Третьего тысячелетия не будет. Русская история игры с человечеством - стр. 2
К люч в гефте ровской постановке вопроса – есть ли будущее у прошлого? Эта формула, как многие другие, при жизни Михаила Яковлевича его друзьям казалась излишеством. А она была лишь строкой опроса – действительно ли мы готовы остаться без будущего? Поскольку будущее никогда в истории не вырастало из так называемой «современности» – нестойкого коллективного консенсуса вокруг статус-кво. Страх будущего, развернувшийся в патологии наших дней, внешне выражен во фьюжене российской амнезии. Если посмотреть спокойно, без осуждения, то модель «внедрения российского» Лужковым в Москве и Собчаком в Ленинграде никак технологически не отличима от подхода реконструктора Стрелкова к истории. Государственную современность строили вокруг идеи забыть советское и пришли к утрате умения быть русской.
Проблему Гефтер видел в том, что мы никак не выйдем из своей же финальной исторической интриги. Ставить вопрос об истории внутри нее, согласно Гефтеру, значит ставить вопрос, на который нет ответа, но сам вопрос посягает на личность спрашивающего. Проблема не в том, что с нами происходило, а в том, как мы об этом говорим. Язык, которым говорил Гефтер, оставляет открытым работу над будущим – другие языки ее исключают.

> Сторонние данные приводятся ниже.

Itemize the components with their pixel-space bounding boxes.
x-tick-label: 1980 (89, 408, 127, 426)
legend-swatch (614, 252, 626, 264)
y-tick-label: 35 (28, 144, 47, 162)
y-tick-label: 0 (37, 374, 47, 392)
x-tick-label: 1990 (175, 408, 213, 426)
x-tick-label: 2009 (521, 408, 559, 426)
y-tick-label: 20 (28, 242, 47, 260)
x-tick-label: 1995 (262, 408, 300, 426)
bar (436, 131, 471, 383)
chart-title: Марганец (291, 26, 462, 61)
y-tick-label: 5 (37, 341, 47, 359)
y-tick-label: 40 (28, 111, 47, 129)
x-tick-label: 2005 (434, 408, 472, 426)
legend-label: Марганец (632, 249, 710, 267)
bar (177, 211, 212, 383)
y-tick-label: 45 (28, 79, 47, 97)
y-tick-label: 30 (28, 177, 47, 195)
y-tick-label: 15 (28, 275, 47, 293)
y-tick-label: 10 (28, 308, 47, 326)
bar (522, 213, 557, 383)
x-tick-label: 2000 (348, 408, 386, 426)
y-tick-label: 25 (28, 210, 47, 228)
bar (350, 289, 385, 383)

Читая эти записи, надо помнить, что с историком Михаилом Гефтером тут говорит не историк. В начале 90-х я был радикальным активистом. Это расспросы политика, более всего интересующегося ресурсами русского прошлого для воздействия на актуальный процесс. (Речь Гефтера и сегодня видится мне единственным русским языком, который остается открыт актуальному политическому процессу.) На мои провокации Гефтер отвечал своими «вопросами без ответа», однако невольно адаптируя их внутренний порядок и строй. Историк или философ задали бы ему совершенно другие вопросы. Но коллег не осталось – одни умерли, другие отпрянули еще в 1970-е, когда встречаться с опальным Гефтером стало небезопасно, а через 20 лет просто забыли его телефон. И если последние годы жизни Гефтера стали зрелостью его ума, то, с другой стороны, они были коммуникационной катастрофой. И вероятно, я сам был частью проблемы, ведь расспрашивая о том, что меня задевало, без уточнений пропускал интереснейшие «политически незначимые» темы. А также почти всю его историческую теологию.
Уместно ли появление в подзаголовке слова «теологический»? Думаю, да. Не только потому, что это слово меня уже не пугает. Гефтер видел историю в полюсах событий Голгофы и Страшного суда. Он полагал, что история, как выходка Homo sapiens – беглеца от обреченности, мистична в ее прозаичных «зачем» и «почему». Почему люди разбегались по земле друг от друга, зачем давали друг другу имена? Что за безумие было лезть в пещеру и в темноте там что-то разрисовывать? Что решает Homo historicus тем, что убивает, и зачем ему это страшное упрощение?